The interim results have been published for the period ending 30 September 2024. To read the full details, please click here: Kinovo Interim Results

Financial highlights (Continuing Operations):

  • Revenue increased by 2% to £30.3 million (H1 2023: £29.8 million)
  • Gross profit up 9% from £7.71 million to £8.40 million
  • Gross margin increased by 1.8ppt to 27.7% (H1 2023: 25.9%)
  • Adjusted EBITDA up 21% to £2.9 million (H1 2023: £2.4 million)
  • Operating profit increased by 47% to £2.7 million (H1 2023: £1.9 million)
  • Basic earnings per share increased 43% to 3.08p from 2.16p in H1 2023
  • Cash conversion of 92% during the period (H1 2023: 130%)
  • Net cash of £1.0 million (H1 2023, net debt: £56,000)

Operating highlights:

  • A favourable mix of works, operational efficiencies and lower non-underlying costs delivered increased gross margin
  • Three-year visible revenues increased to £157.0 million (FY 2023: £146.4 million) with 95% of revenues recurring
  • Regulation attributable revenues increased to 61% of the Group’s total revenues (H1 2023: 54%), due to legislation drivers, delivering growth of 15% in Regulation revenues
  • Regeneration attributable revenues increase to 26% of the Group’s total revenues (H1 2023: 25%) with growth of 8%
  • Renewables down to £3.87 million in the period from £6.29 million but is expected to reverse in H2
  • Electrical services leads the Group’s service performance, accounting for 47% of total revenues and delivering 20% growth
  • Numerous successful placements on major frameworks and subsequent direct awards provide a strong  pipeline of opportunities
  • Further strategic investment in the Business Development and Renewables teams to accelerate organic growth momentum
  • Satellite office established in Dereham, Norfolk following the strong interest in our services in the East of England, which further consolidates our geographic position
  • Our year two Carbon Net Zero Strategic Report has been released with our maiden ESG Impact Report to be published in December 2023

Discontinued operations, DCB (Kent) Limited (“DCB”):

  • Work has progressed substantially on seven of the nine projects; five are on track to be completed in December 2023 with the other two are expected to be completed by the end of the FY24 financial year
  • On one of the remaining two projects the construction partner entered into administration in October 2023, leading to a terminable event for the contract.
  • Constructive negotiations continue with the final project which is now currently scheduled to complete in early 2026
  • As previously announced, project amendments and additional remedial costs have together resulted in an additional pre-tax provision of £0.46 million as at the half year. However, these estimates may change as we move towards completion of the projects and we will update the market with any further material changes if or when they may occur.

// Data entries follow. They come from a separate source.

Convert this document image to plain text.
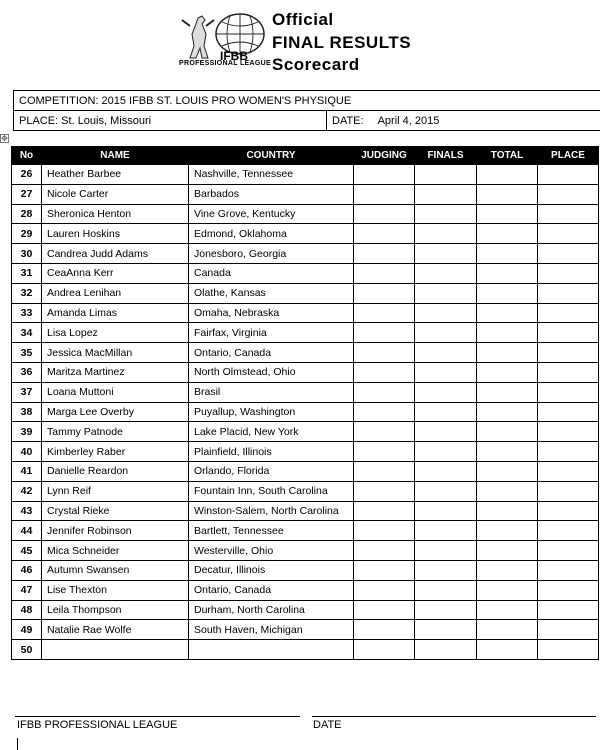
IFBB
PROFESSIONAL LEAGUE
Official
FINAL RESULTS
Scorecard
COMPETITION: 2015 IFBB ST. LOUIS PRO WOMEN'S PHYSIQUE
PLACE: St. Louis, Missouri	DATE:	April 4, 2015
✥
No	NAME	COUNTRY	JUDGING	FINALS	TOTAL	PLACE
26	Heather Barbee	Nashville, Tennessee				
27	Nicole Carter	Barbados				
28	Sheronica Henton	Vine Grove, Kentucky				
29	Lauren Hoskins	Edmond, Oklahoma				
30	Candrea Judd Adams	Jonesboro, Georgia				
31	CeaAnna Kerr	Canada				
32	Andrea Lenihan	Olathe, Kansas				
33	Amanda Limas	Omaha, Nebraska				
34	Lisa Lopez	Fairfax, Virginia				
35	Jessica MacMillan	Ontario, Canada				
36	Maritza Martinez	North Olmstead, Ohio				
37	Loana Muttoni	Brasil				
38	Marga Lee Overby	Puyallup, Washington				
39	Tammy Patnode	Lake Placid, New York				
40	Kimberley Raber	Plainfield, Illinois				
41	Danielle Reardon	Orlando, Florida				
42	Lynn Reif	Fountain Inn, South Carolina				
43	Crystal Rieke	Winston-Salem, North Carolina				
44	Jennifer Robinson	Bartlett, Tennessee				
45	Mica Schneider	Westerville, Ohio				
46	Autumn Swansen	Decatur, Illinois				
47	Lise Thexton	Ontario, Canada				
48	Leila Thompson	Durham, North Carolina				
49	Natalie Rae Wolfe	South Haven, Michigan				
50						
IFBB PROFESSIONAL LEAGUE	DATE
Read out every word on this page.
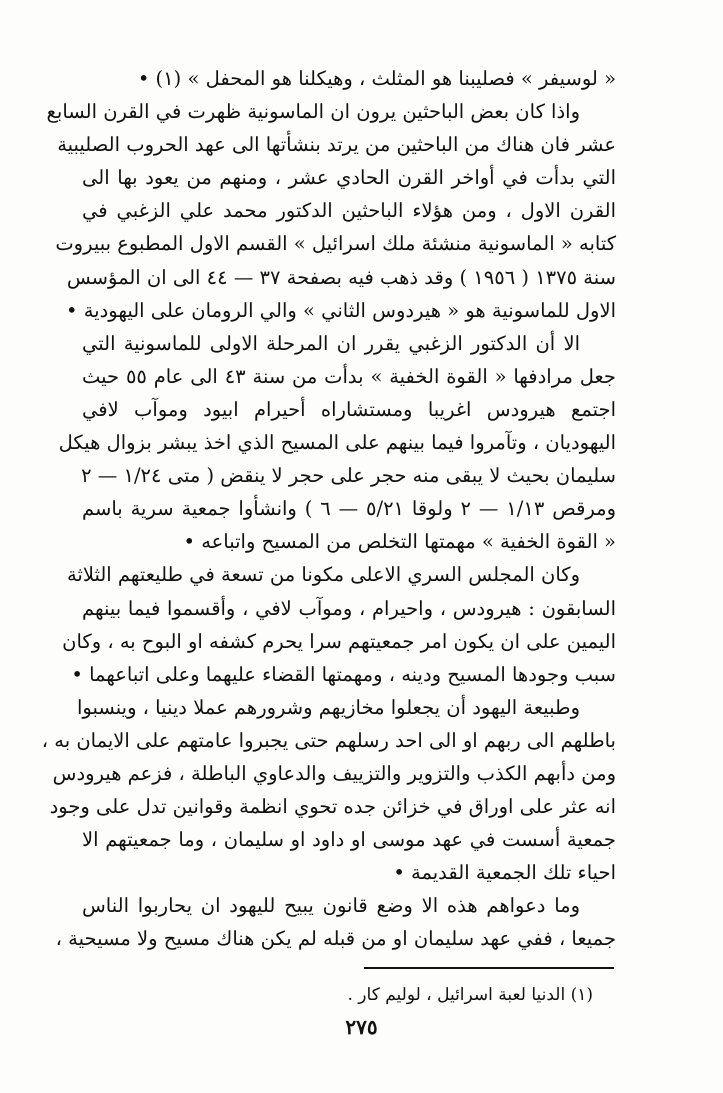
« لوسيفر » فصليبنا هو المثلث ، وهيكلنا هو المحفل » (١) •
واذا كان بعض الباحثين يرون ان الماسونية ظهرت في القرن السابع
عشر فان هناك من الباحثين من يرتد بنشأتها الى عهد الحروب الصليبية
التي بدأت في أواخر القرن الحادي عشر ، ومنهم من يعود بها الى
القرن الاول ، ومن هؤلاء الباحثين الدكتور محمد علي الزغبي في
كتابه « الماسونية منشئة ملك اسرائيل » القسم الاول المطبوع ببيروت
سنة ١٣٧٥ ( ١٩٥٦ ) وقد ذهب فيه بصفحة ٣٧ — ٤٤ الى ان المؤسس
الاول للماسونية هو « هيردوس الثاني » والي الرومان على اليهودية •
الا أن الدكتور الزغبي يقرر ان المرحلة الاولى للماسونية التي
جعل مرادفها « القوة الخفية » بدأت من سنة ٤٣ الى عام ٥٥ حيث
اجتمع هيرودس اغريبا ومستشاراه أحيرام ابيود وموآب لافي
اليهوديان ، وتآمروا فيما بينهم على المسيح الذي اخذ يبشر بزوال هيكل
سليمان بحيث لا يبقى منه حجر على حجر لا ينقض ( متى ١/٢٤ — ٢
ومرقص ١/١٣ — ٢ ولوقا ٥/٢١ — ٦ ) وانشأوا جمعية سرية باسم
« القوة الخفية » مهمتها التخلص من المسيح واتباعه •
وكان المجلس السري الاعلى مكونا من تسعة في طليعتهم الثلاثة
السابقون : هيرودس ، واحيرام ، وموآب لافي ، وأقسموا فيما بينهم
اليمين على ان يكون امر جمعيتهم سرا يحرم كشفه او البوح به ، وكان
سبب وجودها المسيح ودينه ، ومهمتها القضاء عليهما وعلى اتباعهما •
وطبيعة اليهود أن يجعلوا مخازيهم وشرورهم عملا دينيا ، وينسبوا
باطلهم الى ربهم او الى احد رسلهم حتى يجبروا عامتهم على الايمان به ،
ومن دأبهم الكذب والتزوير والتزييف والدعاوي الباطلة ، فزعم هيرودس
انه عثر على اوراق في خزائن جده تحوي انظمة وقوانين تدل على وجود
جمعية أسست في عهد موسى او داود او سليمان ، وما جمعيتهم الا
احياء تلك الجمعية القديمة •
وما دعواهم هذه الا وضع قانون يبيح لليهود ان يحاربوا الناس
جميعا ، ففي عهد سليمان او من قبله لم يكن هناك مسيح ولا مسيحية ،
(١) الدنيا لعبة اسرائيل ، لوليم كار .
٢٧٥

  • The second half has started well, with revenues expected to pick up further in the second half of the year, albeit at more normalised margins, as part of the Group’s traditional heavier second half weighting
  • Ongoing execution of strategic initiatives under the three key pillars of Regulation, Regeneration and Renewables continues to strengthen our position and create opportunities for all service divisions
  • At least seven of nine DCB projects expected to be completed during the current financial year
  • The Group is trading in line with the Board’s expectations for the full year and is well positioned to continue its growth trajectory

David Bullen, Chief Executive Officer of Kinovo, commented:

“I am pleased to report another strong period of growth for Kinovo, with revenue and profits both increasing during the half year. The business continues to benefit from our strategic repositioning, concentrating our service offering, as well as external legislative drivers, while our framework placings represent a significant growth opportunity and will enable further diversification of our services.

 The second half has started well and we are trading in line with the Board’s expectations for the full year, and remain confident that we have the right strategy to drive growth and realise Kinovo’s significant potential. I am satisfied with the progress made on the DCB projects, with seven of the nine due to be completed this financial year. We continue to prioritise investing in our people, we have motivated teams and we are confident in our long-term success.”